Замечательный результат получили R.G. Aquado et al., (1994) при тимэктомии у больных с miasthenia gravis: использовали инфузию альфентанила (1,5 мг/кг/мин) в комбинации с пропо­фолом («ступенчатая» инфузия от 167 до 50 мкг/кг/мин) без миорелаксантов.

Специальные исследования (A.L. Lindekaer et al., 1994) показали, что сочетание альфентанила с пропофолом (дип­риваном) в амбулаторной практике не оказывает существен­ного влияния на психомоторные функции.

Ремифентанил первый в этом классе опиоид с очень коротким временем полужизни (менее 10 мин) за счет высокой степени эстеразной активности метаболизма, что обусловливает быстрое прекращение действия. Сравнение ремифентанила с альфентанилом в амбулаторной практике (Е Chung, 1996) при инфузионном введении в комбинации с пропофолом показало лучшую гемодинамическую стабильность при использовании ремифентанила в дозе 0,5 мкг/кг/мин. F. Cama et al. (1996) срав­нивали аналгетические эффекты ремифентанила и фентанила при больших абдоминальных операциях. В дозе 0,4 мкг/кг/мин ремифентанил оказался эффективнее фентанила; побочные реак­ции не выявлены. R.J.R. Duthie et al. (1996) вводили ремифентанил инфузионно в дозах от 1,0 до 2,0 мкг/кг/мин с пропофо­лом при операциях аорто-коронарного шунтирования и в послеоперационный период. Этим же опытом обладает F. Geisler (1996), вводивший ремифентанил с пропофолом по аналогич­ной методике. Минимальный гипертензивный ответ бьш зафик­сирован только во время стернотомии. Авторы считают, что ремифентанил создает глубокую аналгезию, блокирующую ноцицепгивные импульсы, без побочных эффектов.
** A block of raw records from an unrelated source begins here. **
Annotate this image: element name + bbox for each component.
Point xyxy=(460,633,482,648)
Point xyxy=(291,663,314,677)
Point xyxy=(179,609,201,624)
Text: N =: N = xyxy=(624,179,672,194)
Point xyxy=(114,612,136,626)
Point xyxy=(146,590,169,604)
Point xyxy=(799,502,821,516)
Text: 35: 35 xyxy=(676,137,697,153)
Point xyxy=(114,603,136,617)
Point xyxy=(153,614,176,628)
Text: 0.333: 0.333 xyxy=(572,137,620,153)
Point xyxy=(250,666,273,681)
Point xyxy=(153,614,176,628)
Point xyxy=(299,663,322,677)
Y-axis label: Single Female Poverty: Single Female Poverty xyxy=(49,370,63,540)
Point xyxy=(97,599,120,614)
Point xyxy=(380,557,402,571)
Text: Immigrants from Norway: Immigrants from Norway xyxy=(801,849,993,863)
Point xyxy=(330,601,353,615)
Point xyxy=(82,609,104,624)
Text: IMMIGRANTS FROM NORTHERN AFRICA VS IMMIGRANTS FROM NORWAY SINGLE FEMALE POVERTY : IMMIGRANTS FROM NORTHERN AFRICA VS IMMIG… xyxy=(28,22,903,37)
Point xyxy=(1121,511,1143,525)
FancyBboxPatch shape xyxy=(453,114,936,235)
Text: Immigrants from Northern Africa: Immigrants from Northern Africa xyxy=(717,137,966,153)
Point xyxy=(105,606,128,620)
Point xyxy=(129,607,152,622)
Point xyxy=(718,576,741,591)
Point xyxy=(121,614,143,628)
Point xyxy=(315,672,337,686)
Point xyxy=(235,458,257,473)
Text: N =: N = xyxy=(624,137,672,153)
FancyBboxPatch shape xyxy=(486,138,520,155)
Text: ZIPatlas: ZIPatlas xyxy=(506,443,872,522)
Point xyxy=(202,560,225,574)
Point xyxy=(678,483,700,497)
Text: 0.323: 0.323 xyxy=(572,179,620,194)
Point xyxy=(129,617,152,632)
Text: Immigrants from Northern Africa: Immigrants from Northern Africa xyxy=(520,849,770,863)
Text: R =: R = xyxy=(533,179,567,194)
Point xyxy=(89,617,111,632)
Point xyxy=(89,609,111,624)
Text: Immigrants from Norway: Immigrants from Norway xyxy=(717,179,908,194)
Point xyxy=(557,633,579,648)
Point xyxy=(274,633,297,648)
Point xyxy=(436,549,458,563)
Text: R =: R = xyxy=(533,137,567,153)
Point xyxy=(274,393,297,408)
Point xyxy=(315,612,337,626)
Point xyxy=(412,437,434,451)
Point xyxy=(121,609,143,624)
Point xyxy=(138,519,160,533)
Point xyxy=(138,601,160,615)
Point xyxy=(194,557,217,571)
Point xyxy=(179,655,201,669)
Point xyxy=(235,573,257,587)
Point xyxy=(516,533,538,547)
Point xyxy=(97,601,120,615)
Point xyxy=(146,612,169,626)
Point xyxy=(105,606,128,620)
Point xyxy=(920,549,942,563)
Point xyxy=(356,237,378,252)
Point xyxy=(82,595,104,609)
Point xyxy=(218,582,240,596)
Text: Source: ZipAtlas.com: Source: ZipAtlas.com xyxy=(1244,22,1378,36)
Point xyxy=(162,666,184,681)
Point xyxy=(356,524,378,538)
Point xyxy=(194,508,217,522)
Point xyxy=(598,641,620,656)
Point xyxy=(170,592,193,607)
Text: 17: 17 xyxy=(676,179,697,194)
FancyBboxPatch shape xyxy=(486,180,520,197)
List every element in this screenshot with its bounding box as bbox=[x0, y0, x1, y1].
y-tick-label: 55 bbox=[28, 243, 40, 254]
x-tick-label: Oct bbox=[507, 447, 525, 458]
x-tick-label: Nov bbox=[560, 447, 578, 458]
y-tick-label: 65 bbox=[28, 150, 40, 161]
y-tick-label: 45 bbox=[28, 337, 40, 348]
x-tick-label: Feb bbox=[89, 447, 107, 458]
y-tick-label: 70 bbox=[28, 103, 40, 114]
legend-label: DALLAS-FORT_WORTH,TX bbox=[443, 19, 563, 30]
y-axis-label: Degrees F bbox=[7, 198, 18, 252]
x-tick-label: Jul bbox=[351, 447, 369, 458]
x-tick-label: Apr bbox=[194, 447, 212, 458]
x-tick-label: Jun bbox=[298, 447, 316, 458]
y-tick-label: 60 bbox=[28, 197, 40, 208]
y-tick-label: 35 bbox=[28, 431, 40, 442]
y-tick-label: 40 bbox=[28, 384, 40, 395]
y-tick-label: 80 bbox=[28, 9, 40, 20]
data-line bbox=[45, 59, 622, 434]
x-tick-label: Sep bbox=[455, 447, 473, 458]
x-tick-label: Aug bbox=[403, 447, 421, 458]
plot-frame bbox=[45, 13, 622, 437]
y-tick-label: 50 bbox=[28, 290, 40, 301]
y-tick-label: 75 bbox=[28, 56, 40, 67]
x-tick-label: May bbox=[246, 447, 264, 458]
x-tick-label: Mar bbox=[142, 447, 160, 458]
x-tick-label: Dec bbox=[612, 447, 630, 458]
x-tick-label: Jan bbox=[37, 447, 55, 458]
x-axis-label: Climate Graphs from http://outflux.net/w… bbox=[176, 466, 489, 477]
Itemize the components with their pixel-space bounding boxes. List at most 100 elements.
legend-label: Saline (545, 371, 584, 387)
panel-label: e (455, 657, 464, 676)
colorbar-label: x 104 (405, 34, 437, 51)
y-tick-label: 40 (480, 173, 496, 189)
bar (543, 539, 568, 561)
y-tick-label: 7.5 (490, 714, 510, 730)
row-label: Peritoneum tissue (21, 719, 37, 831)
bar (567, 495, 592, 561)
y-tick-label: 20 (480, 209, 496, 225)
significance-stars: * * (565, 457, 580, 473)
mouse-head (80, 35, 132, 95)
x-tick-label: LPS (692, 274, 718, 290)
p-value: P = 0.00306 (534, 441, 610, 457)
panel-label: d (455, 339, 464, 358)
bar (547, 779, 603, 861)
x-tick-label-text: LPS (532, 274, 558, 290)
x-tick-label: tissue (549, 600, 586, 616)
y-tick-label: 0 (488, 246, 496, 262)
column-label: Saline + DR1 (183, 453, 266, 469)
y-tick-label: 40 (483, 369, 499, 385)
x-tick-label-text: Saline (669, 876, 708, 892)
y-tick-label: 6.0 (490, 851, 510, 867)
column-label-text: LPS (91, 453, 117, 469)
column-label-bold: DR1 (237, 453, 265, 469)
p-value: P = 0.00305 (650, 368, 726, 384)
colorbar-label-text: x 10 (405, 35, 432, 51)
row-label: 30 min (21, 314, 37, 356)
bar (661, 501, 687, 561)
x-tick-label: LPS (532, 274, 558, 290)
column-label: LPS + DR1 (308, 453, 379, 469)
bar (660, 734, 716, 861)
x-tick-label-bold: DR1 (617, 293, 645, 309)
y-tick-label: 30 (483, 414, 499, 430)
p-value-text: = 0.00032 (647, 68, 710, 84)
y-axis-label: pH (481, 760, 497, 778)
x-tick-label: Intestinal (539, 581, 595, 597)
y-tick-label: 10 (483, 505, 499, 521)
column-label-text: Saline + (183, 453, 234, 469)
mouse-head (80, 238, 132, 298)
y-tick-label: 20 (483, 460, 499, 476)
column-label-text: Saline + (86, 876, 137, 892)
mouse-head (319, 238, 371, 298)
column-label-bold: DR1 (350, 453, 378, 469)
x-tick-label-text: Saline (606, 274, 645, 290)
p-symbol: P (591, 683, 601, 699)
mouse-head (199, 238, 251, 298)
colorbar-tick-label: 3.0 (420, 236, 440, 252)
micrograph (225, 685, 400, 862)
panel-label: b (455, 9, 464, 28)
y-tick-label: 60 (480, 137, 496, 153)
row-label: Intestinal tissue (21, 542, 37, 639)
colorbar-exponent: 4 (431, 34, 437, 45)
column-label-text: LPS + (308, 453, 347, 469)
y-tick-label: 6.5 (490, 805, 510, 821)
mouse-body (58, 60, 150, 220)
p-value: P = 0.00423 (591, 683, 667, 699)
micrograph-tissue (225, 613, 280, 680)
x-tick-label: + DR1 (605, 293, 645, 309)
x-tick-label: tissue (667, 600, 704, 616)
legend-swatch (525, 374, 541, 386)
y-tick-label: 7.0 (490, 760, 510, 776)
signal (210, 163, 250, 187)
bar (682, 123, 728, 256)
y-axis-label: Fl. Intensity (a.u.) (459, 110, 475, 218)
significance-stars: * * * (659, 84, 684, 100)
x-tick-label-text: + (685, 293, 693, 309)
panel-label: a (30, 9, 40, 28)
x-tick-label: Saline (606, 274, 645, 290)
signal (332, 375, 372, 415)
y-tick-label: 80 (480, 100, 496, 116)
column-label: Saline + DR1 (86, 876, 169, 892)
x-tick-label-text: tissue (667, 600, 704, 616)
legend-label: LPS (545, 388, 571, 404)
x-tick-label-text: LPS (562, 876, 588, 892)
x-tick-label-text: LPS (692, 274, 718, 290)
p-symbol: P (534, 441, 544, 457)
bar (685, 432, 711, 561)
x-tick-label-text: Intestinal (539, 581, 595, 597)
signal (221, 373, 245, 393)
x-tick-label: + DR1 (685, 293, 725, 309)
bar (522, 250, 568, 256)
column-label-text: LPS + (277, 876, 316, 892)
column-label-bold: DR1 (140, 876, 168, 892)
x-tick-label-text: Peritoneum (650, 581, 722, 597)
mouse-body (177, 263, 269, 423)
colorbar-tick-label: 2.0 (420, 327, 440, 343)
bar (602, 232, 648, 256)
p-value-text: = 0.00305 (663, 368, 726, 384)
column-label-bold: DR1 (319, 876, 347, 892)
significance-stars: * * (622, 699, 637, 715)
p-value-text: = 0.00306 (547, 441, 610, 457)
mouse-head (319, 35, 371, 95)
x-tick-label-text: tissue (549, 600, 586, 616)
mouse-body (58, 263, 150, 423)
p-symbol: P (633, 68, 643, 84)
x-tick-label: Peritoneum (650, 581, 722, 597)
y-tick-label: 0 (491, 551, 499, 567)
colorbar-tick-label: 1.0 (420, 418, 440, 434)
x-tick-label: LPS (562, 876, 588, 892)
Опыт клиницистов выделяет очевидные преимущества опиатов, включаемых в схемы ВА и TIVA, особенно на этапе ин­дукции: снижается доза гипнотика, нивелируется реакция сер­дечно-сосудистой системы на ларингоскопию и интубацию тра­хеи; последнее очень важно у нейрохирургических больных (профилактика повышения внутричерепного давления) и у па­циентов с сопутствующей патологией (гипертоническая болезнь, ИБС).

Некоторые препараты с мю-агонистической активно­стью имеют в настоящее время менее широкое примене­ние в схемах ВА и TIVA.

Пиритрамид (дипидолор), агонист мю-рецепторов; по аналгетической активности 15 мг дипидолора эквивалентны 10— 20 мг морфина. При операциях аналгезия удовлетворительного уровня достигается введением 0,075 мг/кг препарата. Для под­держания достаточно введения 3—5 мг/ч. Преимущества по срав­нению с морфином: в меньшей степени вызывает депрессию дыхания, тошноту и рвоту, имеет высокий терапевтический индекс, не вызывает привыкания.

Применялся довольно широко в 80-х годах в составе сба­лансированной анестезии (А.А. Бунятян с соавт.,1984) в комби­нации с диазепамом (седуксеном). Для индукции вводили се­дуксен (10—15 мг в/в) и дипидолор (15 мг в/в); поддержание анестезии осуществляли дробным введением дипидолора по 5— 7,5 мг через 30—60 мин и седуксеном (повторно через 60 мин).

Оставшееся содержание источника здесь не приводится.